Currently, the projects in the named package are the only ones being considered for specific government funding. Other projects in non-metropolitan areas, including on State highways, will be eligible for funding under the Regional Improvements activity class if they are good quality projects with support from local government.
Why aren’t these projects being subjected to the normal funding criteria?
The regular funding criteria require projects to meet a number of thresholds, including their fit with national priorities. While these projects perform well on some aspects of these thresholds – some of these projects have good benefit-cost ratios, for instance - they are often regionally-important and fit less well with national priorities.
For this reason, the government has chosen to accelerate these projects with specific additional funding.
How are you ensuring these projects are quality expenditure?
The government has guaranteed the funding of five projects, as their investigations and designs are complete, the projects are good quality, and they are ready for construction to commence. These projects have minimum expected benefit-cost ratios of greater than 1, and greater than 4 in some cases.
Six more projects have not yet been investigated, but are expected to also be high quality projects. The government has approved $5 million to finish the investigation stages of these projects, and has committed to funding the projects from the Future Investment Fund if the investigation confirms the expenditure is justified.
Is the government funding the Hawkes Bay, Nelson and Bay of Plenty projects?
The Napier Port Access Package, the Rotorua Eastern Arterial, and the Nelson Southern Link are relatively expensive, and require extensive investigation and design compared to the other projects in this package. However, their regional importance means their investigation should be accelerated, to test whether they will likely qualify for funding from the National Land Transport Fund.
The government has made available $12 million to accelerate the investigations and designs of these projects to get them to a stage where they are ready for investment through the National Land Transport Fund.
How has local government been involved in creating this package?
Most of the projects in the package were identified as being of high regional priority through the Regional Land Transport Programmes developed by local government.

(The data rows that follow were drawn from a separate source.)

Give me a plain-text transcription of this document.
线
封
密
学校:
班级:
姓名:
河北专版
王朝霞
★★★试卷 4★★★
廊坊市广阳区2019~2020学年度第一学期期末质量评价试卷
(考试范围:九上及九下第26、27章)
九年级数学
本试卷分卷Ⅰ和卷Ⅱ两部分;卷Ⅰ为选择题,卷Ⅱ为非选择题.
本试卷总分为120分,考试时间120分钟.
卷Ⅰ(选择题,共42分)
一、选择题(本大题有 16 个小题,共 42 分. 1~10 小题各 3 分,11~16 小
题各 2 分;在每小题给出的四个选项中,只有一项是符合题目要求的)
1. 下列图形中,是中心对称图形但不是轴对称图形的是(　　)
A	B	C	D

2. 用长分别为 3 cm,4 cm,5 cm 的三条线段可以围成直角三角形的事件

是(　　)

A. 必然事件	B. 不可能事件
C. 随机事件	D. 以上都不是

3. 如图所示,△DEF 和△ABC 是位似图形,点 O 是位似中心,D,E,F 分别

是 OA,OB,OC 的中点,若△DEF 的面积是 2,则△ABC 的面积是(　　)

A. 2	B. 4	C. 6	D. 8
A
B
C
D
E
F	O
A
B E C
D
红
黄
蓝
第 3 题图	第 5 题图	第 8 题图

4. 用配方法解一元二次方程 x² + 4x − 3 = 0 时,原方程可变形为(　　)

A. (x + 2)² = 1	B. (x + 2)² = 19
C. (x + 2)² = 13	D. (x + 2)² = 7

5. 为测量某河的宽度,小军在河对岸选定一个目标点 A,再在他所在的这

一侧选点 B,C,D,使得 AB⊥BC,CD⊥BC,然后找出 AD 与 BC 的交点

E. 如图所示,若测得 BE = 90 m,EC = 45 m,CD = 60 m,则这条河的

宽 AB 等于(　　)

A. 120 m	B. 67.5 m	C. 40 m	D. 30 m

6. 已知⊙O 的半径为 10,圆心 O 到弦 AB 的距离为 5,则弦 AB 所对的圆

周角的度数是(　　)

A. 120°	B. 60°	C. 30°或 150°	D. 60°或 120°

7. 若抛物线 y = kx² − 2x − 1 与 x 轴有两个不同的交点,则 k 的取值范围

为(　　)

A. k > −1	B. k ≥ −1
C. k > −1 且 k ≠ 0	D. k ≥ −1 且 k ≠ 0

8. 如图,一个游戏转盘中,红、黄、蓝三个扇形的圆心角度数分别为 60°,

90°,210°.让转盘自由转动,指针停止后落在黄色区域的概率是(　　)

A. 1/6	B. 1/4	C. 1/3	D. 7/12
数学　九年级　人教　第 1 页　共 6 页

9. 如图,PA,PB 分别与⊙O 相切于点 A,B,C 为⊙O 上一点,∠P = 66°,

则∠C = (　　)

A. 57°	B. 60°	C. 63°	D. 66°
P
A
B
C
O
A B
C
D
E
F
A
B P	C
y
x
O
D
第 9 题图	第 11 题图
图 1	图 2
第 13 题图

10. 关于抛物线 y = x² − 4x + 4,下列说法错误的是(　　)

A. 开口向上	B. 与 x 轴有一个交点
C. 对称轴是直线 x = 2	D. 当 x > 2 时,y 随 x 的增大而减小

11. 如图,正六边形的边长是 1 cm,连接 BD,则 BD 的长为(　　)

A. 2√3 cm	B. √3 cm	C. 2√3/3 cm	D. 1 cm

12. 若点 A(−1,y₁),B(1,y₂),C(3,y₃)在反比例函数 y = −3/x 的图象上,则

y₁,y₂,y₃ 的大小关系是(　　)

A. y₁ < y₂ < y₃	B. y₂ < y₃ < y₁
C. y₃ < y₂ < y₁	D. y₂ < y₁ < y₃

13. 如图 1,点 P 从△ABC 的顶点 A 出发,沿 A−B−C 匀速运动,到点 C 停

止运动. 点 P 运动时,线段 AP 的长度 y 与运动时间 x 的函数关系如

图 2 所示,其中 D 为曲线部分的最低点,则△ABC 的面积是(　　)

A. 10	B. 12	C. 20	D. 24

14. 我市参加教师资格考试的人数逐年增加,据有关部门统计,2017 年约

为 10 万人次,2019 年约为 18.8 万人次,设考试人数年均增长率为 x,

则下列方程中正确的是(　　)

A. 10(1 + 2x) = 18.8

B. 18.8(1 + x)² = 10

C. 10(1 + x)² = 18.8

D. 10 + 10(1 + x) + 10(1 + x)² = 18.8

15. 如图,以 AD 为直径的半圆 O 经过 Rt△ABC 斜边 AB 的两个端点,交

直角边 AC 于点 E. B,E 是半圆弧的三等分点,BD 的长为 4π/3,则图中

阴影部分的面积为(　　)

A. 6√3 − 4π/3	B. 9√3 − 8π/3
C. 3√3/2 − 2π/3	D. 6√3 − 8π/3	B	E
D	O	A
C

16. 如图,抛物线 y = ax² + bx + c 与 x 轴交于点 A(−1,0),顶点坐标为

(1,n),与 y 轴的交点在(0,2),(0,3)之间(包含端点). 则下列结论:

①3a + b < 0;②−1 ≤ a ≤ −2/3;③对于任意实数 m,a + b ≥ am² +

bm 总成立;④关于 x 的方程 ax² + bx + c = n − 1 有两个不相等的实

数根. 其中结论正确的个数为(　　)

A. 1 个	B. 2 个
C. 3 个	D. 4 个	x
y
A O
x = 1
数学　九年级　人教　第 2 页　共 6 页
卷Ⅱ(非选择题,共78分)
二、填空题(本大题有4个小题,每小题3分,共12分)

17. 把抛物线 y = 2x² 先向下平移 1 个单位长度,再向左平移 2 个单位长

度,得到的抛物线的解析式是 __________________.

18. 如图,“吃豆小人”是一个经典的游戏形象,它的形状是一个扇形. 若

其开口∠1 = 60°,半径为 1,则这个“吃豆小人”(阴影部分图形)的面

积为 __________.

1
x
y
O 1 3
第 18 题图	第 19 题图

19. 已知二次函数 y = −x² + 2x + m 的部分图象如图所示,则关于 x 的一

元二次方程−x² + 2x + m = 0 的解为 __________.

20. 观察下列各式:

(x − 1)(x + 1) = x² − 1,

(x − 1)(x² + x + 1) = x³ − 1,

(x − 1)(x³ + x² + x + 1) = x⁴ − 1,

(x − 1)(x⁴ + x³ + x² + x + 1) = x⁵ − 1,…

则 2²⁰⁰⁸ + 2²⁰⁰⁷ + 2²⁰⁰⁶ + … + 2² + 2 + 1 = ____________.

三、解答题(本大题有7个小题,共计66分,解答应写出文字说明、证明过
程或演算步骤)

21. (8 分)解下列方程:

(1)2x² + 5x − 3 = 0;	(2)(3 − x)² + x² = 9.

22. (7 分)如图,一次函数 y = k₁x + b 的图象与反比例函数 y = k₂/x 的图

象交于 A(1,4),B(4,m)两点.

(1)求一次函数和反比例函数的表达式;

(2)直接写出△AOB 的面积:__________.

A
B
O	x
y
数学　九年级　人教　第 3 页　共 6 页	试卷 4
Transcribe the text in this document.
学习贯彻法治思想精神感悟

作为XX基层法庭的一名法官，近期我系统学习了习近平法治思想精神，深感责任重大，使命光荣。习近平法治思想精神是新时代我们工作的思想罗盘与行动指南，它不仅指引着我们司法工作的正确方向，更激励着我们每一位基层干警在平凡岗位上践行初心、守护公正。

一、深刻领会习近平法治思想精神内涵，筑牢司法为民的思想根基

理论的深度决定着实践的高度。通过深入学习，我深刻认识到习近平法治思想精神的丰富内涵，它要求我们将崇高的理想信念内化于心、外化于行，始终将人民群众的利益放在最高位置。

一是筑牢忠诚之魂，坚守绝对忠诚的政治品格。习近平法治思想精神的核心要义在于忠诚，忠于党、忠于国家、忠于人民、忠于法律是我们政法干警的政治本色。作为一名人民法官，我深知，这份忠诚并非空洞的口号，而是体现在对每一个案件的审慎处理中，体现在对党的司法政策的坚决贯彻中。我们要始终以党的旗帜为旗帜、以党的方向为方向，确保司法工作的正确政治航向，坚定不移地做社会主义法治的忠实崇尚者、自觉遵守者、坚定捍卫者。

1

What impact will this have on local government/communities/ratepayers?
As these are State highway projects, all funding will be delivered by the Crown, and the NZ Transport Agency will manage their construction on the Crown’s behalf. The NZ Transport Agency will work with local communities through their regular engagement process.
How does this package relate to RoNS and other State highway projects?
This package improves the efficiency, safety, and reliability of the regional State highway network. Some of these projects will improve travel between RoNS and regional communities, and others improve the State highway linkages between rural towns and cities.